Still, his firm, Consumer Edge Research, gave the stock an overweight rating.
“We’re optimistic,” he said.
Analysts broke down a few things Tesla will need to do to persuade Wall Street that it will be profitable.
Colin Rusch, Wall Street analyst at Oppenheimer, who specializes in technology, said the No. 1 thing the company can do is increase its gross margin — “particularly on the Model 3, toward their target levels,” he said Monday on “Closing Bell.”
In the second quarter, Tesla produced more than 28,000 Model 3 sedans, a number that was triple the prior quarter. Still, many investors wonder if that was a one-off or if the company can continue producing a higher output rate.
Since the company’s IPO eight years ago, Tesla has only had two profitable quarters.

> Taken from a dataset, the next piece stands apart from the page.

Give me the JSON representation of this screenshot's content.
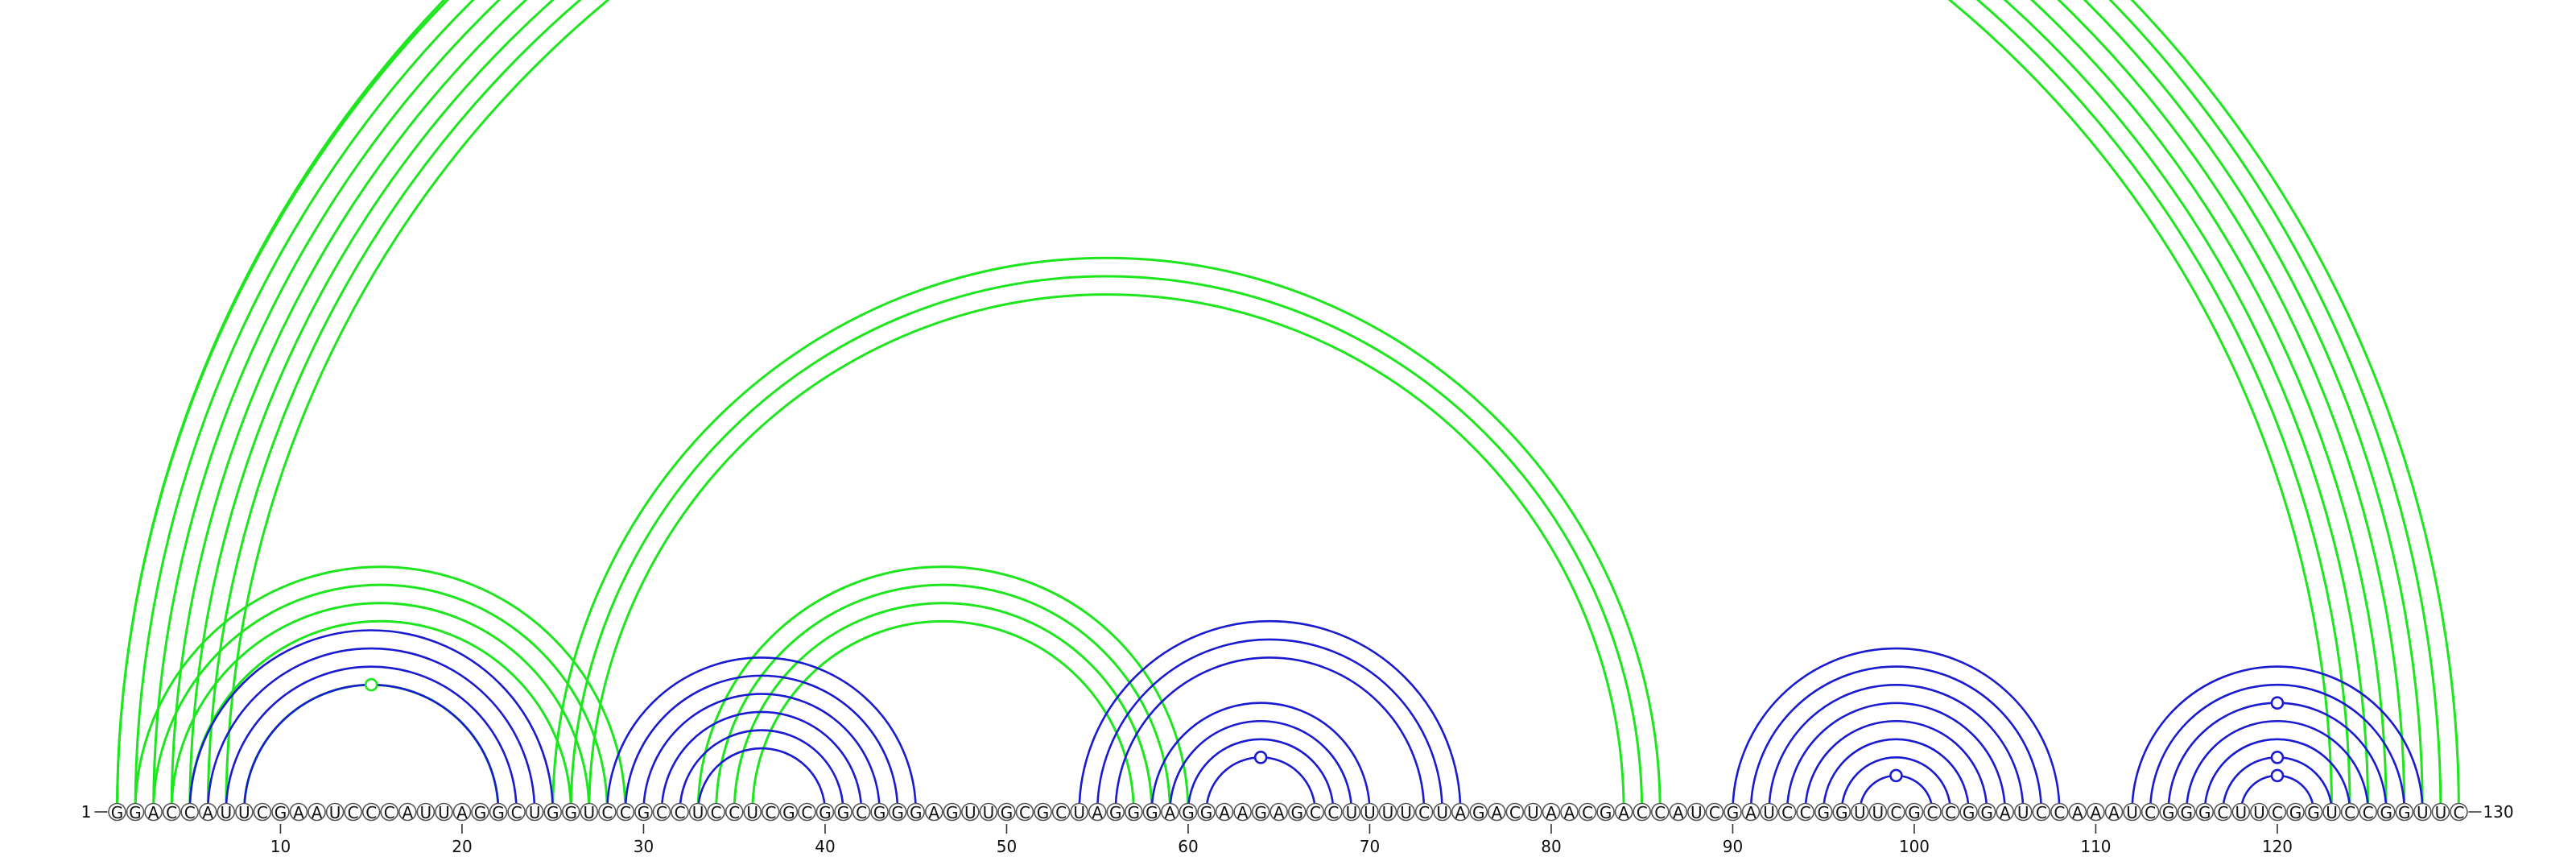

Tesla can also illustrate its worth to investors by showing what it’s doing with its working capital.
“They’ve had a positive working capital,” Rusch said. “As they ramp up, they need to continue to show that that’s the case.”
Tesla needs to “show that they’ve got enough runway on their short-term cash to meet their needs over the next 12 months,” Rusch said.
“The thing that we’re looking at are the 2019 SolarCity bonds that are due in November and where those are trading,” he said. “We think that’s a real indication of what the credit markets are looking at. And those are down. They’re yielding 10 percent right now. I think that suggests there’s an awful lot of concern around the liquidity for this organization.”